China no inventó la justicia fiscal. Jack Ma, de Alibaba Group, desapareció tres meses en 2020 después de criticar a los reguladores. Regresó con 20.000 millones menos y una fundación educativa en zonas rurales. Nadie lo llama dictadura cuando dona. Occidente, en cambio, convirtió la evasión en arte. Bernard Arnault, dueño de Louis Vuitton, trasladó su residencia fiscal a Bélgica en 2023 para evitar el impuesto a las grandes fortunas francés. Nadie lo detuvo. En Argentina, los 50 mayores contribuyentes declaran domicilios en Uruguay o Miami mientras facturan 40.000 millones de dólares locales.
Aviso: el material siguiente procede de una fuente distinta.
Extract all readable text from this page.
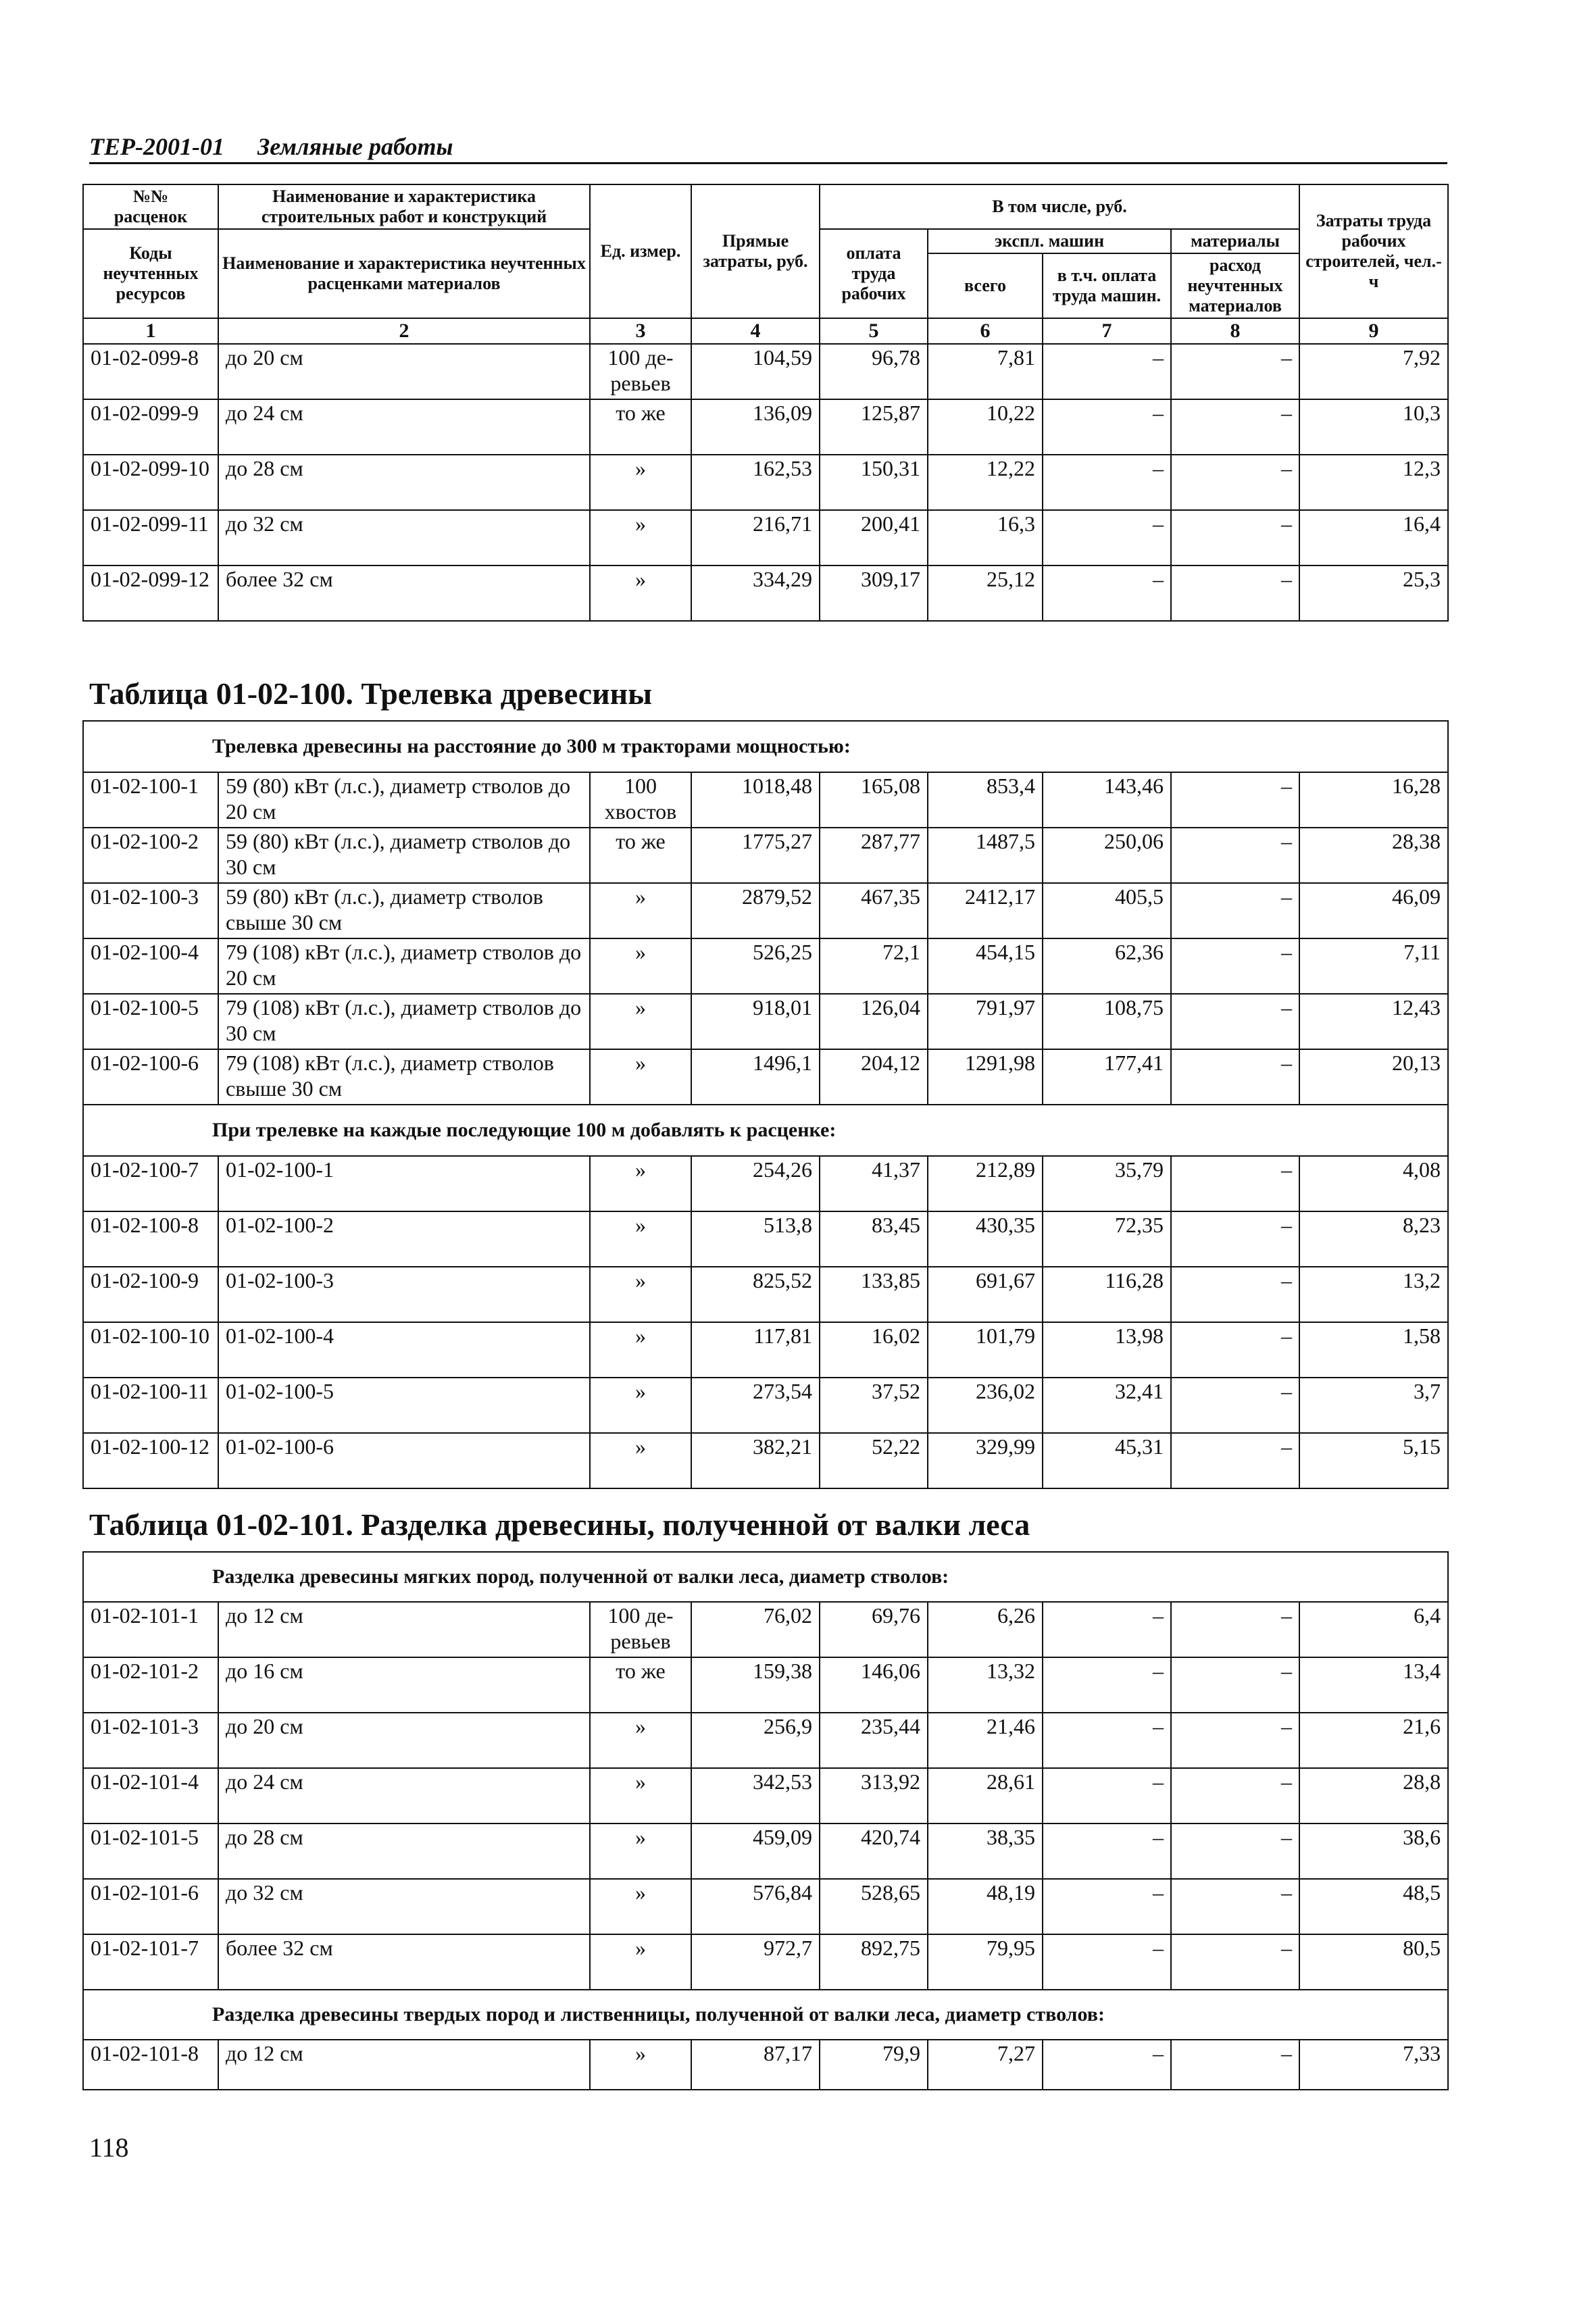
ТЕР-2001-01 Земляные работы
№№
расценок	Наименование и характеристика строительных работ и конструкций	Ед. измер.	Прямые затраты, руб.	В том числе, руб.				Затраты труда рабочих строителей, чел.-ч
Коды неучтенных ресурсов	Наименование и характеристика неучтенных расценками материалов			оплата труда рабочих	экспл. машин		материалы	
					всего	в т.ч. оплата труда машин.	расход неучтенных материалов	
1	2	3	4	5	6	7	8	9
01-02-099-8	до 20 см	100 де-ревьев	104,59	96,78	7,81	–	–	7,92
01-02-099-9	до 24 см	то же	136,09	125,87	10,22	–	–	10,3
01-02-099-10	до 28 см	»	162,53	150,31	12,22	–	–	12,3
01-02-099-11	до 32 см	»	216,71	200,41	16,3	–	–	16,4
01-02-099-12	более 32 см	»	334,29	309,17	25,12	–	–	25,3
Таблица 01-02-100. Трелевка древесины
Трелевка древесины на расстояние до 300 м тракторами мощностью:								
01-02-100-1	59 (80) кВт (л.с.), диаметр стволов до 20 см	100 хвостов	1018,48	165,08	853,4	143,46	–	16,28
01-02-100-2	59 (80) кВт (л.с.), диаметр стволов до 30 см	то же	1775,27	287,77	1487,5	250,06	–	28,38
01-02-100-3	59 (80) кВт (л.с.), диаметр стволов свыше 30 см	»	2879,52	467,35	2412,17	405,5	–	46,09
01-02-100-4	79 (108) кВт (л.с.), диаметр стволов до 20 см	»	526,25	72,1	454,15	62,36	–	7,11
01-02-100-5	79 (108) кВт (л.с.), диаметр стволов до 30 см	»	918,01	126,04	791,97	108,75	–	12,43
01-02-100-6	79 (108) кВт (л.с.), диаметр стволов свыше 30 см	»	1496,1	204,12	1291,98	177,41	–	20,13
При трелевке на каждые последующие 100 м добавлять к расценке:								
01-02-100-7	01-02-100-1	»	254,26	41,37	212,89	35,79	–	4,08
01-02-100-8	01-02-100-2	»	513,8	83,45	430,35	72,35	–	8,23
01-02-100-9	01-02-100-3	»	825,52	133,85	691,67	116,28	–	13,2
01-02-100-10	01-02-100-4	»	117,81	16,02	101,79	13,98	–	1,58
01-02-100-11	01-02-100-5	»	273,54	37,52	236,02	32,41	–	3,7
01-02-100-12	01-02-100-6	»	382,21	52,22	329,99	45,31	–	5,15
Таблица 01-02-101. Разделка древесины, полученной от валки леса
Разделка древесины мягких пород, полученной от валки леса, диаметр стволов:								
01-02-101-1	до 12 см	100 де-ревьев	76,02	69,76	6,26	–	–	6,4
01-02-101-2	до 16 см	то же	159,38	146,06	13,32	–	–	13,4
01-02-101-3	до 20 см	»	256,9	235,44	21,46	–	–	21,6
01-02-101-4	до 24 см	»	342,53	313,92	28,61	–	–	28,8
01-02-101-5	до 28 см	»	459,09	420,74	38,35	–	–	38,6
01-02-101-6	до 32 см	»	576,84	528,65	48,19	–	–	48,5
01-02-101-7	более 32 см	»	972,7	892,75	79,95	–	–	80,5
Разделка древесины твердых пород и лиственницы, полученной от валки леса, диаметр стволов:								
01-02-101-8	до 12 см	»	87,17	79,9	7,27	–	–	7,33
118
En 1982, los 400 estadounidenses más ricos tenían el 1,5 % del PBI, hoy tienen el 4,5 %. En China, los 400 más ricos tienen el 2,1 % y bajando. Mientras Occidente discute si gravar a los ricos es “envidia”, Pekín ya los puso a trabajar para el Estado.
La historia no miente: todo imperio que permitió que su élite se desconectara del pacto fiscal terminó mal. Roma gravó a los latifundistas en el siglo III y los eximió en el IV. Ya sabemos cómo terminó. El capitalismo neoliberal no es eterno; es una fase. China nos está mostrando la siguiente, quizás para algunos no es bonita, pero al menos reparte la cuenta.
Los pañales de Walmart costaban 3 dólares el paquete y pagaban impuestos. Los algoritmos de Elon Musk valen 500.000 millones y no pagan nada. Algún día, alguien tendrá que explicarles a nuestros hijos por qué sus escuelas no tienen calefacción mientras un hombre dispara naves al espacio con dinero que nunca tributó.
Ese día, quizá recordemos que la prosperidad común no es una utopía comunista: es la condición mínima para que cualquier sociedad sobreviva a sus propios multimillonarios.